SSB raised the Semi-equip outlook yesterday and referred to the coming BTB as a catalyst for higher prices. Obviously, I believe this to be disingenuous.

As LTB&H's will tell you, holding AMAT in the face of my scenario will not cause them to lose sleep. I have over 50% of my assets committed to stock investing in tech stocks (the rest cash) and I am not worried that any I hold will go out of business. I present this information so that readers may make better personal decisions. I believe my analysis is less self-serving than any other you are likely to get either here at SI or from professional sources.



To: Cary Salsberg who wrote (48210)6/19/2001 8:52:54 PM
From: Sam Citron  Read Replies (1) | Respond to of 70976
 
Cary,

While I can't fault your desire to stick with strategies that have served you well in the past,
I really do not think that shorting stocks is the radical departure that you seem to imply, which would cause you to have to implement entirely new strategies or tactics.

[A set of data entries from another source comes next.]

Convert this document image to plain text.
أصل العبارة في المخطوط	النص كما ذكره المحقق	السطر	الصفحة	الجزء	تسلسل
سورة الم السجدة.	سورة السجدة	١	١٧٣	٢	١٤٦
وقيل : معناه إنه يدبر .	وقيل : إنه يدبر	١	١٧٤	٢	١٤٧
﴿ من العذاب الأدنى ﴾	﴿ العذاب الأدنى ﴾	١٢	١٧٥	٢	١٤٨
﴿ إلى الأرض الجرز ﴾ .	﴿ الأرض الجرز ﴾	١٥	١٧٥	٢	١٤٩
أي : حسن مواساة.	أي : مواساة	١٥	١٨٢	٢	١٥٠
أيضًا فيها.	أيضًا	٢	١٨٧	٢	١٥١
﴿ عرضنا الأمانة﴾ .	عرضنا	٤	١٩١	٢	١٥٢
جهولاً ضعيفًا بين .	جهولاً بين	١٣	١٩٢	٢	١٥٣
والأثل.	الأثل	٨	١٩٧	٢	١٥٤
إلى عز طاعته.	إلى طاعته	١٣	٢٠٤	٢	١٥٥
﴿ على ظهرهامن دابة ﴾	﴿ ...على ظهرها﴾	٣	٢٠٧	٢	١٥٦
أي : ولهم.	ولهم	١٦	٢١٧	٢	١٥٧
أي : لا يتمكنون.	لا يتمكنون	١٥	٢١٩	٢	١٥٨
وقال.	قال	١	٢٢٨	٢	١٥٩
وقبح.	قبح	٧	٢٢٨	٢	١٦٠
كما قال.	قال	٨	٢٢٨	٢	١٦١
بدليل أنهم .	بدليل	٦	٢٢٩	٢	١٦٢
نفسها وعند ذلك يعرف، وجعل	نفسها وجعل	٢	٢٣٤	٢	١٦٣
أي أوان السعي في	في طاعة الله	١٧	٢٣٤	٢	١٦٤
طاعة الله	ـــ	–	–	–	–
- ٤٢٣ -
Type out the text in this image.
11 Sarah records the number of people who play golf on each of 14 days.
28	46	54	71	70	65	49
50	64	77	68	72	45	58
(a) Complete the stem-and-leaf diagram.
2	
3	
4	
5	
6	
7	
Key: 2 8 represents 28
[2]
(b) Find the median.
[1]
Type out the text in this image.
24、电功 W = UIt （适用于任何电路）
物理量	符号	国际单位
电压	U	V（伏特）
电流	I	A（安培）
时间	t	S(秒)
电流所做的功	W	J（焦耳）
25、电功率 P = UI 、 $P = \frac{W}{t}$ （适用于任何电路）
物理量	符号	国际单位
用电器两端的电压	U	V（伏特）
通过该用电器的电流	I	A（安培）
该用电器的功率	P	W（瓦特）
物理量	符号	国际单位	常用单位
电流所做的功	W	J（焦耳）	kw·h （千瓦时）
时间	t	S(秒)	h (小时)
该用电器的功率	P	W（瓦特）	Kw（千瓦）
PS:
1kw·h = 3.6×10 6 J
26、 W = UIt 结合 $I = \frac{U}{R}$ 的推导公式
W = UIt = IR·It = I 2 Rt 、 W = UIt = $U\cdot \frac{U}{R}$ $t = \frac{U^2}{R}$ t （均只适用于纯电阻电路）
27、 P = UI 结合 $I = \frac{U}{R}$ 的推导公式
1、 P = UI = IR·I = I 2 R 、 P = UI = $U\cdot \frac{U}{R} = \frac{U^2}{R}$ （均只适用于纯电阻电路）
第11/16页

Your Buy Low Sell High discipline already forces you to have a pretty good idea of the value of certain things and to know whether they are under or over valued. I just don't see why there is this assymetry that you can exploit undervaluation, but not overvaluation. I recognize, of course, that to some the idea of shorting may be as heretical as bisexuality, but I thought that you might be a bit more prone to experimentation.<g>

I merely thought that shorting would be a simple expansion of your arsenal as it eliminates the dead weight cost of waiting for your stocks to hit the buy range. But I can't disagree with your "gut" logic.